The Minkowski problem for the $k$-torsional rigidity

TL;DR

This paper extends the study of $k$-torsional rigidity by deriving a variational formula, defining a related measure, and solving the Minkowski problem using curvature flow methods.

Contribution

It introduces a Hadamard variational formula for $k$-torsional rigidity, defines a $k$-torsional measure, and proves existence of smooth solutions to the Minkowski problem.

Findings

Derived a Hadamard variational formula for $k$-torsional rigidity.

Defined a $k$-torsional measure from the variational formula.

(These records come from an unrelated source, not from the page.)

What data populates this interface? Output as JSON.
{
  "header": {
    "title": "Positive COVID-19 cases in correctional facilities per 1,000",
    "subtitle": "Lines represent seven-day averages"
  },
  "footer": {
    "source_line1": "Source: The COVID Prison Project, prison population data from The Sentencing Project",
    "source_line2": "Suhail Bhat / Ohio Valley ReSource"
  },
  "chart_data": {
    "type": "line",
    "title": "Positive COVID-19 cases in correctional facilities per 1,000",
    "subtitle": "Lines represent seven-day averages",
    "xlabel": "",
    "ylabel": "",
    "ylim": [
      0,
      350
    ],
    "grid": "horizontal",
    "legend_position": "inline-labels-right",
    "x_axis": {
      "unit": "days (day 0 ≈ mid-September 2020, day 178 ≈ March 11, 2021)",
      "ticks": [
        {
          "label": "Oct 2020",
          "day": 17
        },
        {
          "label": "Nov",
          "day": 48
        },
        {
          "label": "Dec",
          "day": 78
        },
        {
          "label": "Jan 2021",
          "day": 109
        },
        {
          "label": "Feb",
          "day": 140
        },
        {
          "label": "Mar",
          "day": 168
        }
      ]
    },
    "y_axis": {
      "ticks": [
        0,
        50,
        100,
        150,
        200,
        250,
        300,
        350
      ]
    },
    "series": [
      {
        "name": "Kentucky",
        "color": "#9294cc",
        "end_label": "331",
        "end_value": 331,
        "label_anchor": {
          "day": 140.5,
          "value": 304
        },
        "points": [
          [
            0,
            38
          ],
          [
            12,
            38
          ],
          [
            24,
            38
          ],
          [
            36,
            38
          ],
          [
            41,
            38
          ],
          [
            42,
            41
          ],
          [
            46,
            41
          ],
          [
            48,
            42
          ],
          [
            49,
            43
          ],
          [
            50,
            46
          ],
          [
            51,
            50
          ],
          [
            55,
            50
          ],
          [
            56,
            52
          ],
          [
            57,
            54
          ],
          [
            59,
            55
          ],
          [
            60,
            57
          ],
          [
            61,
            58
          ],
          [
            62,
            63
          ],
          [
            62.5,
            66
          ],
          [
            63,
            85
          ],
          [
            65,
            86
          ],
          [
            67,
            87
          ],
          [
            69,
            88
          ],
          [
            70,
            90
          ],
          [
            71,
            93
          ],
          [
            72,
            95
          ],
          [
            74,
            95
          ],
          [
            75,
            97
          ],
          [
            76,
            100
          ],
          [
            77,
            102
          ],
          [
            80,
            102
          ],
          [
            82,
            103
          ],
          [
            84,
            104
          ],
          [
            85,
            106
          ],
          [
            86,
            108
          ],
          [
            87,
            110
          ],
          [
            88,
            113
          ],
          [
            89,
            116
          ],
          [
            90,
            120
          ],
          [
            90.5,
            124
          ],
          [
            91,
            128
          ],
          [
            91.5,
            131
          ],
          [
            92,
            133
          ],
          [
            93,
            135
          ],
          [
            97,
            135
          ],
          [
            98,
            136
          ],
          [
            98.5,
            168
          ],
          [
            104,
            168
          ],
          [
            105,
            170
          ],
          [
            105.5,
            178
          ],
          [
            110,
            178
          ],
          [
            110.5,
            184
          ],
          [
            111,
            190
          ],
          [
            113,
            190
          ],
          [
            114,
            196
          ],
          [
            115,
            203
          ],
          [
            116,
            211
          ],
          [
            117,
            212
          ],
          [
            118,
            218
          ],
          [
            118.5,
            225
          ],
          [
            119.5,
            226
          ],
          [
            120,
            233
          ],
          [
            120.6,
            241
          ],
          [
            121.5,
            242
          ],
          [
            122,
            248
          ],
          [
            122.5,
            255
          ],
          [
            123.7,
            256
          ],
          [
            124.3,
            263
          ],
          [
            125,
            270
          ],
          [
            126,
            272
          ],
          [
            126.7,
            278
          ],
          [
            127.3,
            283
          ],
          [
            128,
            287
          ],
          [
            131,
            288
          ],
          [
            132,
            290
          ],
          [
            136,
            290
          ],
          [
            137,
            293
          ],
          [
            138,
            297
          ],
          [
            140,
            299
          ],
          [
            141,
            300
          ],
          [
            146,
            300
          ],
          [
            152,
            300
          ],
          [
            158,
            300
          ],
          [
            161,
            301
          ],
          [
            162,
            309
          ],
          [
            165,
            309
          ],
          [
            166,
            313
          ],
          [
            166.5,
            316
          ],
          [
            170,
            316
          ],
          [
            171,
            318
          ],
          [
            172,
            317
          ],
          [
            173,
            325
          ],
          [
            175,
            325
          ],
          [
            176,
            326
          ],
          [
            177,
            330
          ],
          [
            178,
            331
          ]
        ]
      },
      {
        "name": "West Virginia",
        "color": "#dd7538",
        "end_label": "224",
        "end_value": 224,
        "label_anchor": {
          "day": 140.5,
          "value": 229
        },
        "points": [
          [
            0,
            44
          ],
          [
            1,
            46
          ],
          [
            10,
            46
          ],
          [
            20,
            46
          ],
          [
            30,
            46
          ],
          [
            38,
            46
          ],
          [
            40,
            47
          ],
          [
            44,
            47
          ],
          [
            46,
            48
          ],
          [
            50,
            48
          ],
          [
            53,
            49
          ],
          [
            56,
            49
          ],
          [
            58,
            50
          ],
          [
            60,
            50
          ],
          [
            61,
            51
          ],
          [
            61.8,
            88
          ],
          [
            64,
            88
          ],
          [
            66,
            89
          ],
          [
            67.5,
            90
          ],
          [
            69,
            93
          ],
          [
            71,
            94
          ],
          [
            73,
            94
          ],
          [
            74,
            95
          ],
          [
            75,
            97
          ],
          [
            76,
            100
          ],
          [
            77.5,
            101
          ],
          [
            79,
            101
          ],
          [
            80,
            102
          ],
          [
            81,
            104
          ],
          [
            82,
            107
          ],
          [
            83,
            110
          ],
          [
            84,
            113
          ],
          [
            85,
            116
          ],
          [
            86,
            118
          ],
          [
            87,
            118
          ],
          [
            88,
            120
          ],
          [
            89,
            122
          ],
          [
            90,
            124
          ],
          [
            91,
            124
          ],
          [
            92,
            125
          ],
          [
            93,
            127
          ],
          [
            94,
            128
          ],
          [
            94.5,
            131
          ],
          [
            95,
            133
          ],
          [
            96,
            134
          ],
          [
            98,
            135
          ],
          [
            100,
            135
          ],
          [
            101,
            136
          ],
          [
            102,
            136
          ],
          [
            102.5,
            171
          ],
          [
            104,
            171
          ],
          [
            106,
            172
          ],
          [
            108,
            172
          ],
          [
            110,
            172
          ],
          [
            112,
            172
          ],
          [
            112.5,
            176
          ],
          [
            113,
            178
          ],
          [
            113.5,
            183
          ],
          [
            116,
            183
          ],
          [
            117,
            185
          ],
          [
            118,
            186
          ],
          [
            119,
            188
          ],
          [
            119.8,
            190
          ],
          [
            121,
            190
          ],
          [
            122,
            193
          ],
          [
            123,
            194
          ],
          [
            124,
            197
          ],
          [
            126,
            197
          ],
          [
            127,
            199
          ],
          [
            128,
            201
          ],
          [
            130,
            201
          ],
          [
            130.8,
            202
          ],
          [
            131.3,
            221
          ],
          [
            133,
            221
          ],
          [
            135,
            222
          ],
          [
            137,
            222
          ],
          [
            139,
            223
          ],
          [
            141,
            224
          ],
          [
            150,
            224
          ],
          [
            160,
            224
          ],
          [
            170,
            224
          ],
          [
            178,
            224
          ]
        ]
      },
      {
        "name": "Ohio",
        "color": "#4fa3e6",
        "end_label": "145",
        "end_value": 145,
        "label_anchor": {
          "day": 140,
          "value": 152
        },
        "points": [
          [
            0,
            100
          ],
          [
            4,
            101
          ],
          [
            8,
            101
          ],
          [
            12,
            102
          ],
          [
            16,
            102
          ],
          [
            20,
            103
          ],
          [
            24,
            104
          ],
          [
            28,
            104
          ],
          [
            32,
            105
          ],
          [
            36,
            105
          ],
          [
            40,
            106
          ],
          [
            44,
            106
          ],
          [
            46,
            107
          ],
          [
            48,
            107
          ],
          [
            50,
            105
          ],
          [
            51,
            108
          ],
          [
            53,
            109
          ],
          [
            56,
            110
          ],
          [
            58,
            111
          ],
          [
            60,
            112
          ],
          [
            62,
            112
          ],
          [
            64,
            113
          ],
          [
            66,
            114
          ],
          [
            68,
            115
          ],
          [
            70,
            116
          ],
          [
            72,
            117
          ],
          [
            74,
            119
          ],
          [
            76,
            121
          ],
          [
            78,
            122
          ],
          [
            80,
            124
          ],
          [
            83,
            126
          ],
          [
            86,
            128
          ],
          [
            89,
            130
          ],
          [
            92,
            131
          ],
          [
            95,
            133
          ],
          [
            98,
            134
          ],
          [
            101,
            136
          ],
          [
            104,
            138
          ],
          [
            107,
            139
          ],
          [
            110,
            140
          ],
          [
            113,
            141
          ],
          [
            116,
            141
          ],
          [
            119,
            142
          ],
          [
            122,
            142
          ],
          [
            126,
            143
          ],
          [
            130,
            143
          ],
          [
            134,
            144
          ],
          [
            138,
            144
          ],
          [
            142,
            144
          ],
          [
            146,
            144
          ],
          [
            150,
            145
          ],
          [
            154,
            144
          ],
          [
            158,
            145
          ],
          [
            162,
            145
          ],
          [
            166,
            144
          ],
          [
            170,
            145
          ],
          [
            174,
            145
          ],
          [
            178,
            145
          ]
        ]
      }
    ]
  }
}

Proved existence of smooth non-even solutions to the Minkowski problem.

Abstract

P. Salani [Adv. Math., 229 (2012)] introduced the $k$-torsional rigidity associated with a $k$-Hessian equation and obtained the Brunn-Minkowski inequalities $w.r.t.$ the torsional rigidity in $\mathbb{R}^3$. Following this work, we first construct, in the present paper, a Hadamard variational formula for the $k$-torsional rigidity with $1\leq k\leq n-1$, then we can deduce a $k$-torsional measure from the Hadamard variational formula. Based on the $k$-torsional measure, we propose the Minkowski problem for the $k$-torsional rigidity and confirm the existence of its smooth non-even solutions by the method of a curvature flow. Specially, a new proof method for the uniform lower bound estimation in the $C^0$ estimation for the solution to the curvature flow is presented with the help of invariant functional $\Phi(\Omega_t)$.